Lesson 21: Graceful Shutdown — CancellationToken, Signal Handling, Drain Pattern
Prerequisites: Lessons 15 (select!), 18 (tokio::sync).
Real-life analogy: closing a restaurant
┌────────────────────────────────────────────────────────────────┐
│ Closing Time Protocol │
│ │
│ Phase 1: STOP ACCEPTING │
│ Manager locks the front door. │
│ No new customers allowed. │
│ → Stop calling listener.accept() │
│ │
│ Phase 2: SIGNAL WORKERS │
│ Manager tells all waiters: "We're closing." │
│ → CancellationToken::cancel() │
│ │
│ Phase 3: DRAIN │
│ Let current diners finish their meals. │
│ Waiters complete current tables, don't start new ones. │
│ → Wait for in-flight tasks to complete │
│ │
│ Phase 4: HARD DEADLINE │
│ "Kitchen closes in 5 minutes, eat or leave." │
│ → tokio::time::timeout on the drain │
│ │
│ Phase 5: CLEANUP │
│ Turn off lights, lock up, save state. │
│ → Flush logs, close DB connections │
└────────────────────────────────────────────────────────────────┘
Architecture
┌──────────────┐
Ctrl+C ──────────► Signal │
SIGTERM ─────────► Handler │
└──────┬───────┘
│ cancel()
┌──────▼───────┐
│ Cancellation │
│ Token (root) │
└──────┬───────┘
│
┌────────────┼────────────┐
▼ ▼ ▼
child_token child_token child_token
│ │ │
┌───▼───┐ ┌───▼───┐ ┌───▼───┐
│Task A │ │Task B │ │Task C │
│select!│ │select!│ │select!│
│cancel │ │cancel │ │cancel │
│or work│ │or work│ │or work│
└───────┘ └───────┘ └───────┘
Signal handling
#![allow(unused)]
fn main() {
use tokio::signal;
// Simple: wait for Ctrl+C
signal::ctrl_c().await?;
// In a server: use select! to race shutdown against work
tokio::select! {
_ = signal::ctrl_c() => {
println!("shutdown signal received");
}
_ = server.run() => {
println!("server exited on its own");
}
}
}
CancellationToken
From tokio_util::sync (but we can build the pattern with tokio::sync::Notify):
#![allow(unused)]
fn main() {
// Using Notify as a poor-man's CancellationToken
let shutdown = Arc::new(Notify::new());
// In signal handler:
shutdown.notify_waiters(); // wake ALL waiters
// In each worker task:
tokio::select! {
_ = shutdown.notified() => {
println!("shutting down");
return;
}
result = do_work() => {
// process result
}
}
}
The drain pattern
#![allow(unused)]
fn main() {
let shutdown = Arc::new(Notify::new());
let in_flight = Arc::new(AtomicUsize::new(0));
let all_done = Arc::new(Notify::new());
// Worker tasks:
in_flight.fetch_add(1, Ordering::SeqCst);
// ... do work ...
if in_flight.fetch_sub(1, Ordering::SeqCst) == 1 {
all_done.notify_one(); // last task done
}
// Shutdown sequence:
shutdown.notify_waiters(); // Phase 2: signal
tokio::time::timeout( // Phase 4: hard deadline
Duration::from_secs(30),
all_done.notified() // Phase 3: wait for drain
).await;
}
DropGuard pattern
Ensure cancellation even if the shutdown logic panics:
#![allow(unused)]
fn main() {
// Wrapping in a struct whose Drop triggers cleanup
struct ShutdownGuard {
notify: Arc<Notify>,
}
impl Drop for ShutdownGuard {
fn drop(&mut self) {
self.notify.notify_waiters();
}
}
}
Exercises
Exercise 1: Ctrl+C echo server
Build a TCP echo server that stops accepting on Ctrl+C, finishes active connections, then exits.

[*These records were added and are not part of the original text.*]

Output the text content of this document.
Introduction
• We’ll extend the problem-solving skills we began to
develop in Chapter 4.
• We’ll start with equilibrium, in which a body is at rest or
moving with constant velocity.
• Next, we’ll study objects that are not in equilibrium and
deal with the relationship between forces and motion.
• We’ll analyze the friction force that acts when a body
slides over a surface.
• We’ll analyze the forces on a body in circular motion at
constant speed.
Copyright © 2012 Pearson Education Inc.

Exercise 2: Notify-based shutdown hierarchy
Create a parent Notify and 5 worker tasks. Each worker does a loop of work with select! checking for shutdown. Cancel all workers, verify they all exit.
Exercise 3: Drain with in-flight counter
Track in-flight requests with AtomicUsize. After signaling shutdown, wait until the counter reaches zero (use Notify). Add a 5-second hard timeout.
Exercise 4: Graceful shutdown with state persistence
On shutdown, serialize current application state (e.g., a counter value) to a file. On restart, load it back. This simulates real-world graceful shutdown where you save progress.